YouTube is infested with videos of squids riding motorcycle wheelies for long periods of time. Hopping the front wheel a few inches of the air for a few seconds under hard acceleration is one thing, but a sustained wheelie is a different beast: in order to cruise at steady speed, the chassis has to pitch up very high, perhaps 70 degrees from horizontal, as seen in that video.
So what does this do to the engine? Is the oil pickup near the back of the sump, thus avoiding oil starvation? What about all the oil now being churned by the crankshaft? Are these engines making froth that gets spewed out of the crankcase breather and into the airbox? How about the fuel system - does gasoline find its way out of the tank vent and into the evap canister (if so equipped)?
I can’t say for road bikes, but when I was a teen I raced motocross. On long dirt roads I was able to ride a wheelie for at least a 1/4 mile and it never caused an issue with the engine. Of course when doing so the revs were kept fairly low, changing gears when needed.

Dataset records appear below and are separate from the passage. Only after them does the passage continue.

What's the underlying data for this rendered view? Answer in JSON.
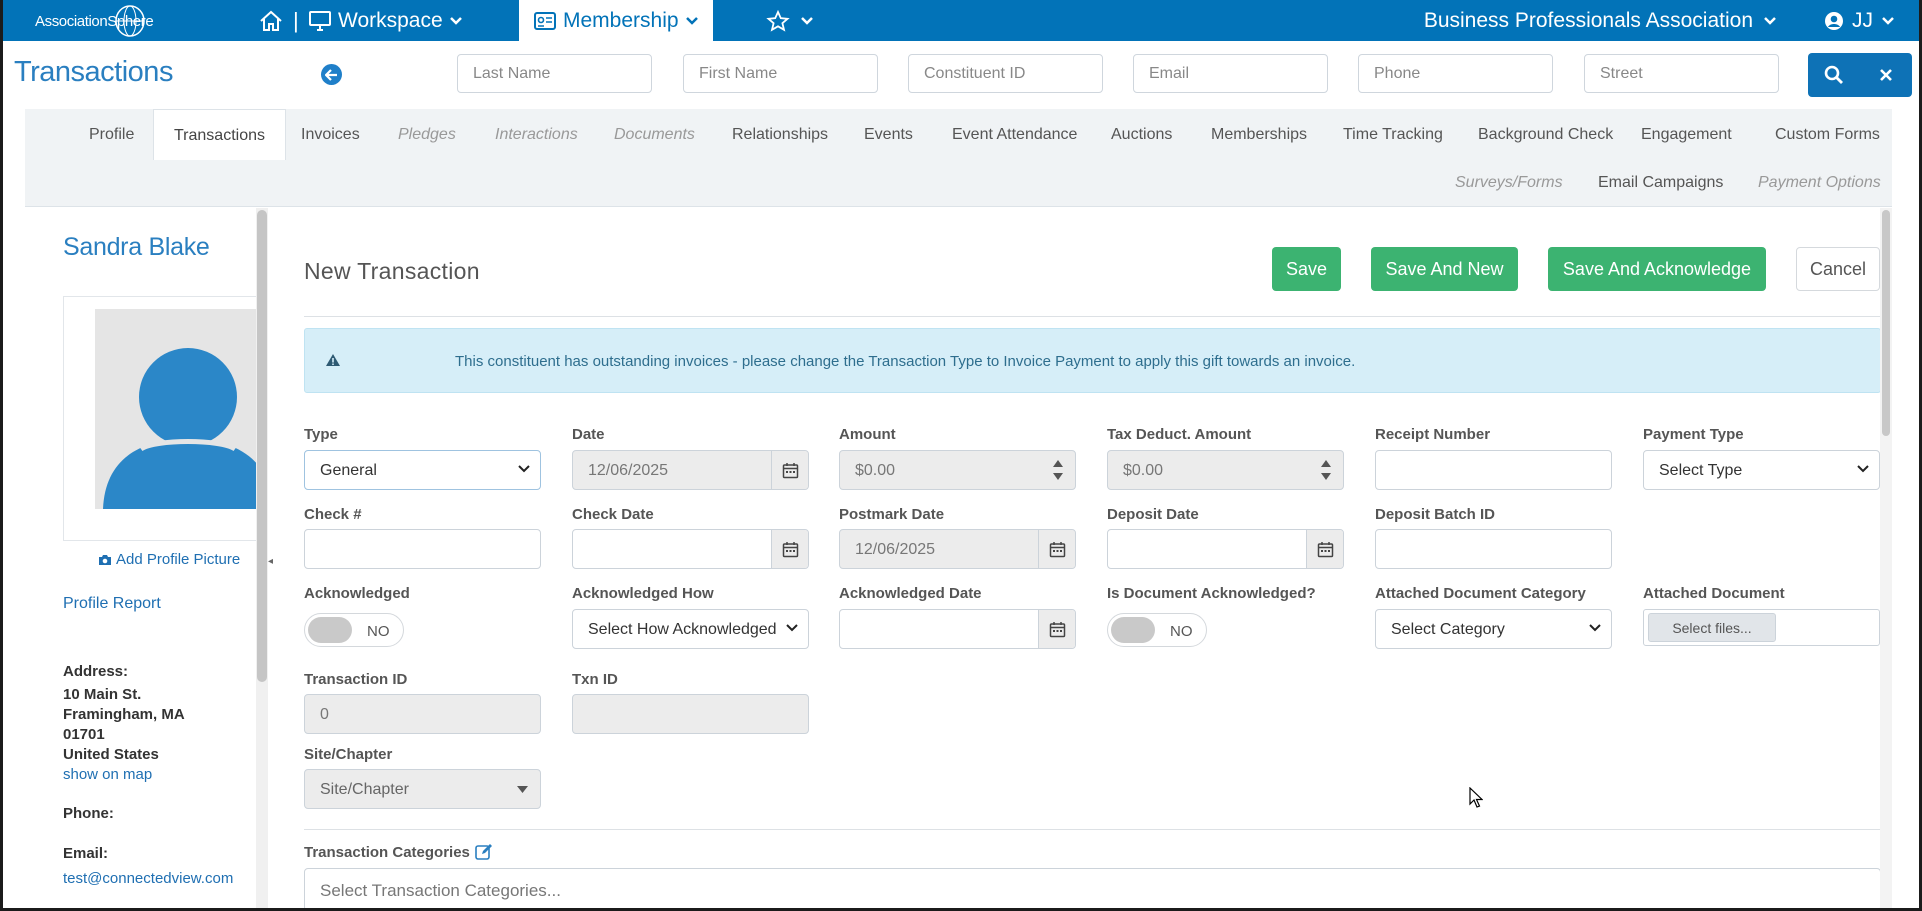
{
  "topbar": {
    "logo_text": "AssociationSphere",
    "separator": "|",
    "workspace_label": "Workspace",
    "membership_label": "Membership",
    "org_name": "Business Professionals Association",
    "user_initials": "JJ"
  },
  "search": {
    "page_title": "Transactions",
    "fields": {
      "last_name": "Last Name",
      "first_name": "First Name",
      "constituent_id": "Constituent ID",
      "email": "Email",
      "phone": "Phone",
      "street": "Street"
    }
  },
  "tabs": {
    "profile": "Profile",
    "transactions": "Transactions",
    "invoices": "Invoices",
    "pledges": "Pledges",
    "interactions": "Interactions",
    "documents": "Documents",
    "relationships": "Relationships",
    "events": "Events",
    "event_attendance": "Event Attendance",
    "auctions": "Auctions",
    "memberships": "Memberships",
    "time_tracking": "Time Tracking",
    "background_check": "Background Check",
    "engagement": "Engagement",
    "custom_forms": "Custom Forms",
    "surveys_forms": "Surveys/Forms",
    "email_campaigns": "Email Campaigns",
    "payment_options": "Payment Options"
  },
  "profile": {
    "name": "Sandra Blake",
    "add_picture": "Add Profile Picture",
    "profile_report": "Profile Report",
    "address_label": "Address:",
    "address_line1": "10 Main St.",
    "address_line2": "Framingham, MA",
    "address_line3": "01701",
    "address_line4": "United States",
    "show_on_map": "show on map",
    "phone_label": "Phone:",
    "email_label": "Email:",
    "email": "test@connectedview.com"
  },
  "form": {
    "title": "New Transaction",
    "buttons": {
      "save": "Save",
      "save_and_new": "Save And New",
      "save_and_acknowledge": "Save And Acknowledge",
      "cancel": "Cancel"
    },
    "alert": "This constituent has outstanding invoices - please change the Transaction Type to Invoice Payment to apply this gift towards an invoice.",
    "labels": {
      "type": "Type",
      "date": "Date",
      "amount": "Amount",
      "tax_deduct_amount": "Tax Deduct. Amount",
      "receipt_number": "Receipt Number",
      "payment_type": "Payment Type",
      "check_no": "Check #",
      "check_date": "Check Date",
      "postmark_date": "Postmark Date",
      "deposit_date": "Deposit Date",
      "deposit_batch_id": "Deposit Batch ID",
      "acknowledged": "Acknowledged",
      "acknowledged_how": "Acknowledged How",
      "acknowledged_date": "Acknowledged Date",
      "is_document_acknowledged": "Is Document Acknowledged?",
      "attached_document_category": "Attached Document Category",
      "attached_document": "Attached Document",
      "transaction_id": "Transaction ID",
      "txn_id": "Txn ID",
      "site_chapter": "Site/Chapter",
      "transaction_categories": "Transaction Categories"
    },
    "values": {
      "type": "General",
      "date": "12/06/2025",
      "amount": "$0.00",
      "tax_deduct_amount": "$0.00",
      "receipt_number": "",
      "payment_type": "Select Type",
      "check_no": "",
      "check_date": "",
      "postmark_date": "12/06/2025",
      "deposit_date": "",
      "deposit_batch_id": "",
      "acknowledged": "NO",
      "acknowledged_how": "Select How Acknowledged",
      "acknowledged_date": "",
      "is_document_acknowledged": "NO",
      "attached_document_category": "Select Category",
      "attached_document_button": "Select files...",
      "transaction_id": "0",
      "txn_id": "",
      "site_chapter": "Site/Chapter",
      "transaction_categories_placeholder": "Select Transaction Categories..."
    }
  },
  "colors": {
    "brand_blue": "#0273b8",
    "save_green": "#3cb371",
    "alert_bg": "#d6eef8"
  }
}
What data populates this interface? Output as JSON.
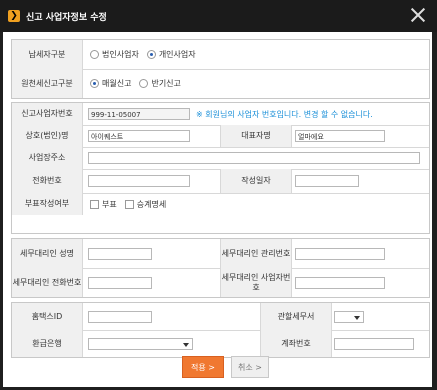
{
  "window": {
    "title": "신고 사업자정보 수정",
    "logo_glyph": "❯"
  },
  "group1": {
    "taxpayer_type": {
      "label": "납세자구분",
      "options": [
        "법인사업자",
        "개인사업자"
      ],
      "selected": "개인사업자"
    },
    "withholding_type": {
      "label": "원천세신고구분",
      "options": [
        "매월신고",
        "반기신고"
      ],
      "selected": "매월신고"
    }
  },
  "group2": {
    "business_no": {
      "label": "신고사업자번호",
      "value": "999-11-05007",
      "notice": "※ 회원님의 사업자 번호입니다. 변경 할 수 없습니다."
    },
    "company_name": {
      "label": "상호(법인)명",
      "value": "아이퀘스트"
    },
    "representative": {
      "label": "대표자명",
      "value": "얼마에요"
    },
    "address": {
      "label": "사업장주소",
      "value": ""
    },
    "phone": {
      "label": "전화번호",
      "value": ""
    },
    "date": {
      "label": "작성일자",
      "value": ""
    },
    "attachments": {
      "label": "부표작성여부",
      "options": [
        "부표",
        "승계명세"
      ]
    }
  },
  "group3": {
    "agent_name": {
      "label": "세무대리인 성명",
      "value": ""
    },
    "agent_mgmt_no": {
      "label": "세무대리인 관리번호",
      "value": ""
    },
    "agent_phone": {
      "label": "세무대리인 전화번호",
      "value": ""
    },
    "agent_biz_no": {
      "label": "세무대리인 사업자번호",
      "value": ""
    }
  },
  "group4": {
    "hometax_id": {
      "label": "홈택스ID",
      "value": ""
    },
    "tax_office": {
      "label": "관할세무서",
      "value": ""
    },
    "refund_bank": {
      "label": "환급은행",
      "value": ""
    },
    "account_no": {
      "label": "계좌번호",
      "value": ""
    }
  },
  "buttons": {
    "apply": "적용 >",
    "cancel": "취소 >"
  },
  "colors": {
    "accent": "#F07830",
    "notice": "#1A8FD8",
    "titlebar": "#1B1B1B"
  }
}
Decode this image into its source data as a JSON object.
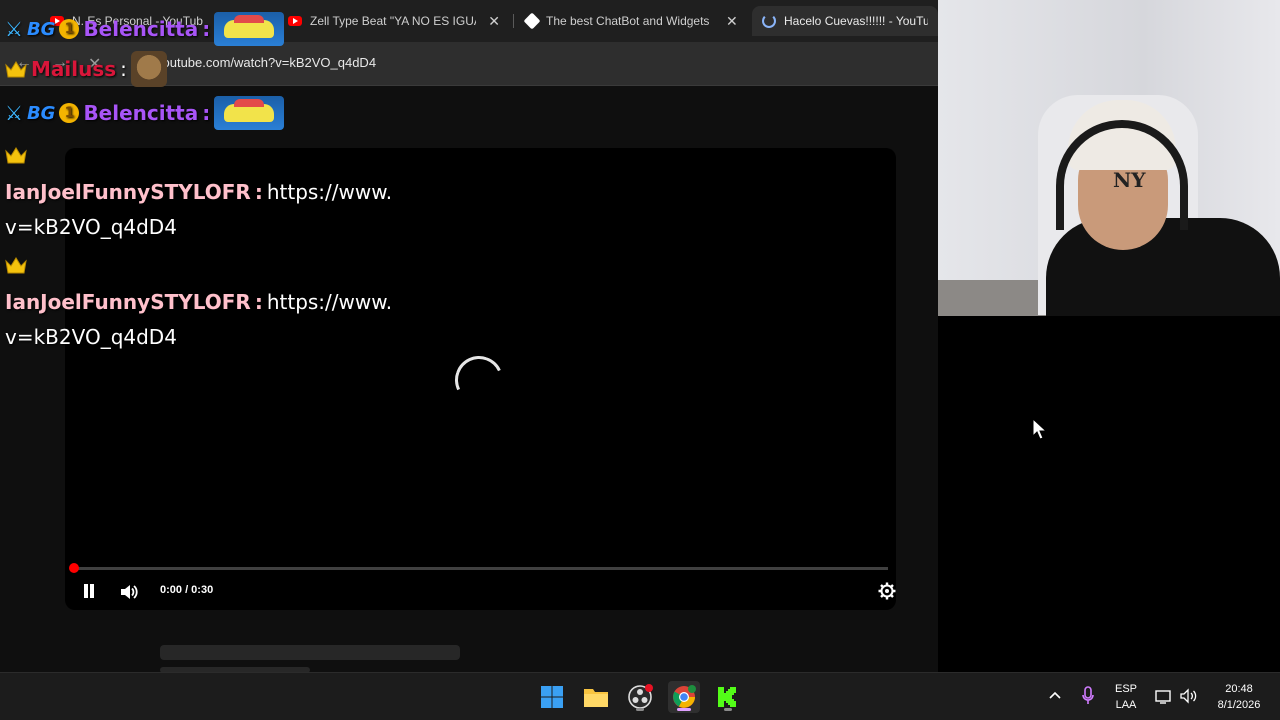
{
  "browser": {
    "tabs": [
      {
        "title": "N. Es Personal - YouTub",
        "favicon": "youtube-icon",
        "active": false
      },
      {
        "title": "Zell Type Beat \"YA NO ES IGUAL",
        "favicon": "youtube-icon",
        "active": false
      },
      {
        "title": "The best ChatBot and Widgets",
        "favicon": "streamelements-icon",
        "active": false
      },
      {
        "title": "Hacelo Cuevas!!!!!! - YouTube",
        "favicon": "loading-icon",
        "active": true
      }
    ],
    "close_glyph": "✕",
    "url": "youtube.com/watch?v=kB2VO_q4dD4"
  },
  "player": {
    "time_display": "0:00 / 0:30",
    "progress": 0.0,
    "state": "loading"
  },
  "chat": {
    "messages": [
      {
        "user": "Belencitta",
        "separator": ":",
        "color": "#a855f7",
        "content": "car-emote"
      },
      {
        "user": "Mailuss",
        "separator": ":",
        "color": "#d9163a",
        "content": "otter-emote"
      },
      {
        "user": "Belencitta",
        "separator": ":",
        "color": "#a855f7",
        "content": "car-emote"
      },
      {
        "user": "IanJoelFunnySTYLOFR",
        "separator": ":",
        "color": "#ffc0cb",
        "text_line1": "https://www.",
        "text_line2": "v=kB2VO_q4dD4"
      },
      {
        "user": "IanJoelFunnySTYLOFR",
        "separator": ":",
        "color": "#ffc0cb",
        "text_line1": "https://www.",
        "text_line2": "v=kB2VO_q4dD4"
      }
    ],
    "badge_bg": "BG",
    "badge_coin": "1"
  },
  "taskbar": {
    "apps": [
      "windows-start-icon",
      "file-explorer-icon",
      "obs-icon",
      "chrome-icon",
      "kick-icon"
    ],
    "lang_primary": "ESP",
    "lang_secondary": "LAA",
    "time": "20:48",
    "date": "8/1/2026"
  },
  "colors": {
    "accent_red": "#ff0000",
    "kick_green": "#53fc18",
    "chat_purple": "#a855f7"
  }
}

How long ago was this? Motocross bikes used to be almost exclusively two-stroke, burning premix; if that’s what you had, then there’s no special concern about engine lubrication, and there certainly wasn’t an evap canister onboard to get flooded by fuel coming out of the tank vent.
Some motorcycles, especially sportbikes, are designed to handle prolonged wheelies. Cruisers are significantly less likely to be designed for it. And yes, although I personally have never done it, you can wheelie a cruiser.
Generally speaking, wet sump engines are much more likely to suffer from oil starvation in a wheelie, though many sportbikes use wet sump engines and have the oil pickups positioned in such a way that it’s not an issue. Dry sump engines (engines that use an external oil tank and pump the oil into the engine) are much less likely to have a problem.